Adoption is a process born of loss. Parents lose children, children lose parents, adults lose dreams. It is quite sad and painful. What is inspiring is how people take horrible situations and make something good out of it. The most wonderful thing about the human existence is our ability to persevere in the face of trauma and hopelessness. Who wouldn't support that, right?

Well, the thing is adoption goes against many people's mental models. Mental models are what a person pictures things ought to be. They are born from years of experience and how you view the world. Mental models are not necessarily bad, mind you. In fact, they are part of how we function in the world. Humans are built to categorize things. It is how our brains work. It is how we can tell a schnauzer, a chihuahua, and a Great Dane are all dogs even though they look completely different. It is how we make short-cuts to the information we get from our environment so we know what to pay attention to and what to tune out. Mental models help us figure out when we need to "fight or flight". The trouble is sometimes our mental models are incorrect and we are faced with a situation where we need to adjust them. Since these models can be so ingrained in our psyche, it is difficult to change them. In fact, it can be downright uncomfortable. So people, when faced with a situation that challenges a mental model, will push back...even attack. They will say cruel things and act poorly. They will be hurtful to other people that just don't fit in the image of how things "ought" to be. But different groups have different mental models! That means different definitions of what ought to be.

People also go through a specific process when trying to change a mental model. We try to see the similarities first and then we can accept the differences. For example, many people honestly feel that racial acceptance is being "color blind". How many people say, "I don't see color."  I think that is good that person is trying, but it is misguided. Because my DH and I aren't color blind. I am well aware of the fact that he is a blond, blue-eyed White guy and I am a curly-haired, dark eyed Black woman. It isn't a secret. The trick is that we LIKE that we are different. I like his skin color and his hair and he likes mine. He isn't trying to find ways that I am just like a White person, because I'm not. I'm me and he digs that. 

When you say the word "family", the mental model many people have is one mother, one father, and some sibling. One may have up to four grandparents and unlimited cousins, aunt and uncles. Can you see how that model doesn't fit most of the world? What about stepparents? Grandparents that raise children? Surrogacy? And, of course, where does adoption fit in? 

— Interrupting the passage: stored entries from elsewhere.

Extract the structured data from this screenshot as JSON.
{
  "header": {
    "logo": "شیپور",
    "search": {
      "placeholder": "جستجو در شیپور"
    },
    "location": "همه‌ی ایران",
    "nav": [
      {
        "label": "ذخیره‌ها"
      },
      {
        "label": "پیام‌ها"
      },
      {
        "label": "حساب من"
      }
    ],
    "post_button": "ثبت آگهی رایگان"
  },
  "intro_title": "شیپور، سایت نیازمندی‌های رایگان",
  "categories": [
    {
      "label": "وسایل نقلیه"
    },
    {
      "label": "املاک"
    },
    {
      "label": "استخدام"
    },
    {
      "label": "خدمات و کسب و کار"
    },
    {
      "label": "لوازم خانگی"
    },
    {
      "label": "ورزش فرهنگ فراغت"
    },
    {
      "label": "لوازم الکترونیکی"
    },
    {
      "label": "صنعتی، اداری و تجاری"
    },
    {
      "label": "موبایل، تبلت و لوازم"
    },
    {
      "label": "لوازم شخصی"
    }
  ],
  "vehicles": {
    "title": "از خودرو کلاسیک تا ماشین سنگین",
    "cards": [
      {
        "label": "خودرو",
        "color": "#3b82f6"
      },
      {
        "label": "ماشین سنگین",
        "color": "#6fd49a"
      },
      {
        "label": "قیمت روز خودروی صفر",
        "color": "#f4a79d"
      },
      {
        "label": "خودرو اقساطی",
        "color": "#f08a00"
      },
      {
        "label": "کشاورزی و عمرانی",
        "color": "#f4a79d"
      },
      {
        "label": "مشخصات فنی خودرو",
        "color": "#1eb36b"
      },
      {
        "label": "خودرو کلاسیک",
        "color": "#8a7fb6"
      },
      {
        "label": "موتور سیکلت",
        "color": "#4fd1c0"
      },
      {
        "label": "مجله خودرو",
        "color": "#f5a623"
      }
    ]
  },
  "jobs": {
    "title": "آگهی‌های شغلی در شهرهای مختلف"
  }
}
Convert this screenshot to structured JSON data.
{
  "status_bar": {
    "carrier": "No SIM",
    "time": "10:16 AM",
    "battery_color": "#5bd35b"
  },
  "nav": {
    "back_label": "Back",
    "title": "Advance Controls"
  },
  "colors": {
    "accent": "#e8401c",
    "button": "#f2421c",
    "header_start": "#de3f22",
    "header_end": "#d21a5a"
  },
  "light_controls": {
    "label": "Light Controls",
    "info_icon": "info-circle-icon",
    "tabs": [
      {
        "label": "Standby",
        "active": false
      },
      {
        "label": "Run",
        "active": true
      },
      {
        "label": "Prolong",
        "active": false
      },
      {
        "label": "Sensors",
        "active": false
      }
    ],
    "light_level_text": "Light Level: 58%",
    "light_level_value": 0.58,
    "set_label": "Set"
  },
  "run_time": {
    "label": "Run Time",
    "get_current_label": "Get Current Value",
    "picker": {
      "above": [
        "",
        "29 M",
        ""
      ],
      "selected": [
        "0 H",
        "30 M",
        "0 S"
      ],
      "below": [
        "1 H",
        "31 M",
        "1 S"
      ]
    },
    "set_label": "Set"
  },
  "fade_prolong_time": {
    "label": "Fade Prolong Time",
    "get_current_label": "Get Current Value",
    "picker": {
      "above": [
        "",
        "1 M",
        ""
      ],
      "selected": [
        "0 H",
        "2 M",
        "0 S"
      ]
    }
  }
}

It seems easy to fix if people would just change the mental model. It is hard though and takes time. In the meantime,  it can hurt people and be detrimental to a person's self esteem. Because if you are outside of a person's mental model, unfortunately they will tell you about it. And then we react in order to stand up for ourselves and make ourselves feel better. We attempt to justify our existence and our right to be.

I am not a child psychologist so please don't bother to email me and tell me I have no education on this topic and therefor know nothing. Just from my experience with people of different ages (and myself having once been a child) some topics are complex for children, but we figure it out. What you grow up with you think is normal (which isn't always healthy, but that is another post) In my family, we have quite a few children born to couples that are not married. I remember in middle school telling a friend that parents didn't have to be married to have a baby (which I knew was a fact thought I was not very clear on the mechanics of the subject). She was just so confused about how it was even possible to have a baby without being married. As far as she knew, marriage was how babies got created and it was a prerequisite. I hope she has it all figured out now.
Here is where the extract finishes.